Tuesday, March 30, 2010

AVRUPA BİRLİĞİ BAYRAĞINDAKİ 12 YILDIZIN SIRRI




Simgeler ve onların ardında saklanan mesajlar her zaman önemlidir. Hatta dinî simgeler hemen her kompozisyonu daha heyecanlı bir bilmece hâline getirir. Ama simgeler ile uğraşmak ve bir yerden sonra yorumlamaktaki zorluklar, bâzen onu yorumu yapanın bâzen de yaptığı yorumun inandırıcılığını olumsuz etkiler.

Acaba AB bayrağında da benzer simgeler gizlenmiş olabilir mi? Veya orta yerde olan simgelerin bir mesajı var mıdır? Bütün bayrakların anlattığı değerler olduğuna göre, pekâla mümkün. Üstelik AB Komisyonu eski Başkanı Romano Prodi’nin Belçika Başkanı Guy Verhofstadt, yazar Umberto Eco, Swatch’ın mucidi Nicolas Hayek ve Gerard Mortier'le “AB için yeni bir bayrak” tasarımı konusunda 2001’de görüşmesine rağmen, bundan vazgeçtiğine göre.

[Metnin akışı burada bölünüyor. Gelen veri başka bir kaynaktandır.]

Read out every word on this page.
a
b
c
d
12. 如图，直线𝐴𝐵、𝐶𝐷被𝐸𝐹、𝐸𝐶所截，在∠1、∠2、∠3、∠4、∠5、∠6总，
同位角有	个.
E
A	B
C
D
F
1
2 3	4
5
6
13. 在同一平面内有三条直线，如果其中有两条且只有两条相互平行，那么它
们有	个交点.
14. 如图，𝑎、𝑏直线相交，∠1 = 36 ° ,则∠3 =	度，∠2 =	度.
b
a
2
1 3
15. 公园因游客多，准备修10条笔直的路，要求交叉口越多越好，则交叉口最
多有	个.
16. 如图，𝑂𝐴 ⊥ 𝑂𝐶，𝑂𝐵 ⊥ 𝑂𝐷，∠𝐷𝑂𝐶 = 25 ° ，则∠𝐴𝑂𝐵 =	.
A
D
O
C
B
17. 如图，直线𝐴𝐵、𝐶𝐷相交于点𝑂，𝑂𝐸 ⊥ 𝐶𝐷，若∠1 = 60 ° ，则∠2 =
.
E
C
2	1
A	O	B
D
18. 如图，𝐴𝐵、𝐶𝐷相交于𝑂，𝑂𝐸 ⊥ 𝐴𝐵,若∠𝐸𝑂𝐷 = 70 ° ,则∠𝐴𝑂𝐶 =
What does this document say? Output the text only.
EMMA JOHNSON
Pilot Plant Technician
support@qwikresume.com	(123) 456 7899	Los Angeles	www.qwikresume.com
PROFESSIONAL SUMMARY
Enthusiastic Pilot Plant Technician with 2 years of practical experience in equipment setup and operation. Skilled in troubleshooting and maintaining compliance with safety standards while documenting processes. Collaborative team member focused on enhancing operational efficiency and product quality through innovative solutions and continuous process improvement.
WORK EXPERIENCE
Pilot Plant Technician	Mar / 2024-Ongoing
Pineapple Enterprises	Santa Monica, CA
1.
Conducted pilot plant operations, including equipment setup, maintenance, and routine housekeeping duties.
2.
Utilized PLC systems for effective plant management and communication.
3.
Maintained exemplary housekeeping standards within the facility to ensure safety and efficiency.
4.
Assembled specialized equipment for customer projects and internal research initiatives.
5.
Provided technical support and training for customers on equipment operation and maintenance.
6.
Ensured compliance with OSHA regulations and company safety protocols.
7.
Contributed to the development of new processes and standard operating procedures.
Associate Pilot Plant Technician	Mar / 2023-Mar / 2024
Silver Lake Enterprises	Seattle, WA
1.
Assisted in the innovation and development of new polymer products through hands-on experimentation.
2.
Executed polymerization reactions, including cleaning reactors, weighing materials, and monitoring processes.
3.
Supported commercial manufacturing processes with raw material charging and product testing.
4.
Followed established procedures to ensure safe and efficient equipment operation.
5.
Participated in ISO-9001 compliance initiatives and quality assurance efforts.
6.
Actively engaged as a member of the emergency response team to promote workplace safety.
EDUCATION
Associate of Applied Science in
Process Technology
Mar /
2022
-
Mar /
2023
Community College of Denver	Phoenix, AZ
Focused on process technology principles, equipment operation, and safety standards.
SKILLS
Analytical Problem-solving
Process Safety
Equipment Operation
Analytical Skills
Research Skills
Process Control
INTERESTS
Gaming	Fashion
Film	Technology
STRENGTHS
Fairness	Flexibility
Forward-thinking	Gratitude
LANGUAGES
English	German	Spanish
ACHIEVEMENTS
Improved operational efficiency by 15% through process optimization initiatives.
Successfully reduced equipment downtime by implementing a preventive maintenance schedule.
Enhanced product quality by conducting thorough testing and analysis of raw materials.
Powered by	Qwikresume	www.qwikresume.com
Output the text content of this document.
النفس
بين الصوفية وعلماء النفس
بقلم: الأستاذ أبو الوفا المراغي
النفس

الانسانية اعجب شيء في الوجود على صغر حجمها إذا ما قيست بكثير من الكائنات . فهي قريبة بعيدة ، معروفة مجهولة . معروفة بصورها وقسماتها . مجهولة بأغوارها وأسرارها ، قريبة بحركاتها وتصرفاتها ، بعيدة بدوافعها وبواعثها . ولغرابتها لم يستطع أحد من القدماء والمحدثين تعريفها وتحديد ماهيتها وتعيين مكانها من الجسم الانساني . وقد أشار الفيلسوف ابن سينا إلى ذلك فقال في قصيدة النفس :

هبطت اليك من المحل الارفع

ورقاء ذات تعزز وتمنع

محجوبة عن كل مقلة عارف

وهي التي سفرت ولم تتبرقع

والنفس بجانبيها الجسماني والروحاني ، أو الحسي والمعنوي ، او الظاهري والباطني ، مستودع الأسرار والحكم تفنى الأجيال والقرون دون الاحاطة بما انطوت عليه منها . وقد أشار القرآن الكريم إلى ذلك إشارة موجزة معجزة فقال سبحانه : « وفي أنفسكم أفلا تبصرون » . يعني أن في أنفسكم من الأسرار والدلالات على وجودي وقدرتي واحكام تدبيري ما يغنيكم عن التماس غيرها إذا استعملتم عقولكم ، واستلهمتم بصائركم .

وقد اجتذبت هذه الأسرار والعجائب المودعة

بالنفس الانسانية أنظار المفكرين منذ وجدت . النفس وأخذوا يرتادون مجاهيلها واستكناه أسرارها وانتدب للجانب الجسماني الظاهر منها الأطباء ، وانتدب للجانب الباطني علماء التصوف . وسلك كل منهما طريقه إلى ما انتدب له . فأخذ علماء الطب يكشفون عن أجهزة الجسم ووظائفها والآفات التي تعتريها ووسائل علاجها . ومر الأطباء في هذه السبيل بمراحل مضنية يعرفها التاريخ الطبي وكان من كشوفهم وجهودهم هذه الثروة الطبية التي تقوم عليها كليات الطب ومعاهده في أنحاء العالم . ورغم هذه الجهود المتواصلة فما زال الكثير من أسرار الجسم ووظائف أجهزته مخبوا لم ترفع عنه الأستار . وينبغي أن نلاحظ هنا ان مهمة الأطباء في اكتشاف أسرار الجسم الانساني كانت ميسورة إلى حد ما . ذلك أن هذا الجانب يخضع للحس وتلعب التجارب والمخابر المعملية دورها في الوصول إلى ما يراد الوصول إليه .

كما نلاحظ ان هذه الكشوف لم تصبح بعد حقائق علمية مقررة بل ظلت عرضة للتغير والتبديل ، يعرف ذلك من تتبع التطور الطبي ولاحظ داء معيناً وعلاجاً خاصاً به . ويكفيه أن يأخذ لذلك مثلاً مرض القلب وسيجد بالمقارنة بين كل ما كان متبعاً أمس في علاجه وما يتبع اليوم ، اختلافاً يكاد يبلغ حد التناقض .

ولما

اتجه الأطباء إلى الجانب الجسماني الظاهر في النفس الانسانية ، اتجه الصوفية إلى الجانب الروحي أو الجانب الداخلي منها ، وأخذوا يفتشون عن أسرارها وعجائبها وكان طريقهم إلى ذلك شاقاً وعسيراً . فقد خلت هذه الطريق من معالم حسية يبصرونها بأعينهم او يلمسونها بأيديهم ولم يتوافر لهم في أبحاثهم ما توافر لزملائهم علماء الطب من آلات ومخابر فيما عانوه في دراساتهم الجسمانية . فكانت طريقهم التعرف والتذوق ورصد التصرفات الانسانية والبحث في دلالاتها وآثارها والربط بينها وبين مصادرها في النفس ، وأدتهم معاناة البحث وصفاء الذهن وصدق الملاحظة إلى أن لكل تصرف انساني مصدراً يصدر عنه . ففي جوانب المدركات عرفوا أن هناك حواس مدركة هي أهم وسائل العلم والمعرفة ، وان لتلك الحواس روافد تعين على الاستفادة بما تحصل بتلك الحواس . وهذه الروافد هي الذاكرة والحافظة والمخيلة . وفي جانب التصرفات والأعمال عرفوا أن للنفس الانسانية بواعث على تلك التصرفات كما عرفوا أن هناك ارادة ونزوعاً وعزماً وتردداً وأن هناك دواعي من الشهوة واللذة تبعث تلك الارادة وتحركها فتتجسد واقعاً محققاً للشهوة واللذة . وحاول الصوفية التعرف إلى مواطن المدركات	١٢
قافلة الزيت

Alman Spiegel Dergisi ve İngiliz gazeteleri The Guardian ve The Independent de böyle bir girişim olduğu, ama sonuçlanmadığı yönünde haberler verdiler.Hatta Hollandalı ünlü mimar Rem Koolhaas, bütün AB üyelerinin bayraklarının birbirine bitiştirilmesinden oluşan bir tasarım önermişti. Koolhaas’a göre mesaj “birlik ve farklılık” olmalıydı.

Ama belki de olmamalıydı. Çünkü AB bayrağının değişimi rafa kalktı. Aynı semboller hâlen veya aynen yürürlükte. Bu noktadan sonra “yorum” yapmak yerine, “bu konuyu bildiğini savunanların” yazdıklarını aktarmakta fayda var.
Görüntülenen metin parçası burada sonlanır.